工業簿記(費目別計算・個別原価計算)応用問題
当工場の製造部門では、直接材料費として金属部品と樹脂部品を使用しています。当月、樹脂部品の単価が予想外に急騰し、購入原価が30%上昇しました。このとき、各製品への原価配分にはどのような特性が生じるか。
A.樹脂部品を多く使用する製品の原価が相対的に上昇し、金属部品中心の製品との原価差が拡大する← 正解
✓ 正解です。直接材料費の単価上昇は、その材料の使用量比率に応じて各製品の原価に影響するため、樹脂部品依存度の高い製品ほど原価上昇率が高くなります。
B.全製品の原価が同じ率で上昇するため、製品間の原価差は変わらない
✗ 各製品の材料投入量の構成が異なる場合、材料価格の変動は製品ごとに異なる影響を与えるため、同一の上昇率にはなりません。

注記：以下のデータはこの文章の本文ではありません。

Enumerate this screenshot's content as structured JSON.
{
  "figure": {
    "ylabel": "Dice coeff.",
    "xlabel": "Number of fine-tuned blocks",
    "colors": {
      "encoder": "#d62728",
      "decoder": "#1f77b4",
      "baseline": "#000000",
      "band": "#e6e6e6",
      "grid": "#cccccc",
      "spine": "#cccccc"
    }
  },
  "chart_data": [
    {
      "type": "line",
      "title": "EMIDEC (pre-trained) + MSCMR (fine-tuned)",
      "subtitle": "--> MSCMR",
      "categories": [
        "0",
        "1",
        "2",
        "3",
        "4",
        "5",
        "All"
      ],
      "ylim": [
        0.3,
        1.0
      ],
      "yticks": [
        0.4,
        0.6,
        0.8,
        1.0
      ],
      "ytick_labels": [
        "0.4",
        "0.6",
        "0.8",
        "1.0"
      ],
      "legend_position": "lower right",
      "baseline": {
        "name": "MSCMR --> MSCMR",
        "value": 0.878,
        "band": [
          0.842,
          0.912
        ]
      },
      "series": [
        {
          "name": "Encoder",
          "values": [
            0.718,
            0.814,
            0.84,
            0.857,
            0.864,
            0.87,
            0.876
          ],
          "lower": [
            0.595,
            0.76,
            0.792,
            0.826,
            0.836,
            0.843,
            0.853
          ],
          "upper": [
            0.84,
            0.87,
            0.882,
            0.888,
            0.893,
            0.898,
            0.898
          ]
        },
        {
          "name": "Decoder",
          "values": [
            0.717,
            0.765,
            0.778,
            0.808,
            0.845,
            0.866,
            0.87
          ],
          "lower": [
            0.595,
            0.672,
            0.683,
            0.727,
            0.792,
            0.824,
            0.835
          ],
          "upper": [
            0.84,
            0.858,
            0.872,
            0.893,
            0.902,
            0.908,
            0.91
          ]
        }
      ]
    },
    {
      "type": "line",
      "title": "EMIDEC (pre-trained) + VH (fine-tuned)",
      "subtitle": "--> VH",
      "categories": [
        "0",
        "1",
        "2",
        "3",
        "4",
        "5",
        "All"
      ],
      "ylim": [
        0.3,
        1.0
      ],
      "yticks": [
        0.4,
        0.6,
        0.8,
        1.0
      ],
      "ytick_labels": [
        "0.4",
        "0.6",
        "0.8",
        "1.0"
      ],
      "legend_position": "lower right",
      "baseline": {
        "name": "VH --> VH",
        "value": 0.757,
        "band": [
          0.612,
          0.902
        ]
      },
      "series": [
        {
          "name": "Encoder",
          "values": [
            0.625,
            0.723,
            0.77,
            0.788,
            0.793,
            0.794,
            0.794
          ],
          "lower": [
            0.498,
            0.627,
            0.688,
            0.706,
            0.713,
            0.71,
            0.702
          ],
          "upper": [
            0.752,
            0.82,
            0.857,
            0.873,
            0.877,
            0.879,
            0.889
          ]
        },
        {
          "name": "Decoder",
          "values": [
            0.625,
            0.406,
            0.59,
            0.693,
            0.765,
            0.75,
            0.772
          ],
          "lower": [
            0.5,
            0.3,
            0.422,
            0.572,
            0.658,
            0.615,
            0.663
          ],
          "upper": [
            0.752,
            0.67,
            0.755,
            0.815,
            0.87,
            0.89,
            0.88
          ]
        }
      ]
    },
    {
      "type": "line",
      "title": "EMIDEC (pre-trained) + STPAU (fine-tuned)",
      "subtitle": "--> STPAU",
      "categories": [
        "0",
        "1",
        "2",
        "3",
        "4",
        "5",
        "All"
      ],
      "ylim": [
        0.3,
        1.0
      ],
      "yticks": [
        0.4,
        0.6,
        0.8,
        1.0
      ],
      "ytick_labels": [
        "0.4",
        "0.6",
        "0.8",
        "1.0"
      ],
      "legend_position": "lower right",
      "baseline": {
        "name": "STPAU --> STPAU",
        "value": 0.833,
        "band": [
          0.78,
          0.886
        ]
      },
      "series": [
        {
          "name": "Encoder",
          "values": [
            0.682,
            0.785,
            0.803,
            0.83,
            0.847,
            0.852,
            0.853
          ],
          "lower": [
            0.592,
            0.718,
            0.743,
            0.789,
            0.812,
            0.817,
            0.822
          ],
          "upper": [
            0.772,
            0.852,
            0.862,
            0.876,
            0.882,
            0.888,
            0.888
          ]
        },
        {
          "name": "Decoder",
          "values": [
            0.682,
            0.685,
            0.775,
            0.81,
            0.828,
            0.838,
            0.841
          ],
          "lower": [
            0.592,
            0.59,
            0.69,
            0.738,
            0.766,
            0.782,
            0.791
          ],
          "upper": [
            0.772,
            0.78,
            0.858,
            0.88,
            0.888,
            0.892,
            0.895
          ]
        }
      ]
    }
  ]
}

C.樹脂部品の原価上昇は固定資産に関連するため、製品原価には影響しない
✗ 購入した樹脂部品は製造プロセスで消費される直接材料費であり、在庫の部品であっても製品原価に計上されます。
D.高原価製品ほど材料費の影響を受けにくくなる傾向がある
✗ 製品の原価規模と材料費の変動率は無関係です。高原価製品でも樹脂部品を使用すれば影響を受けます。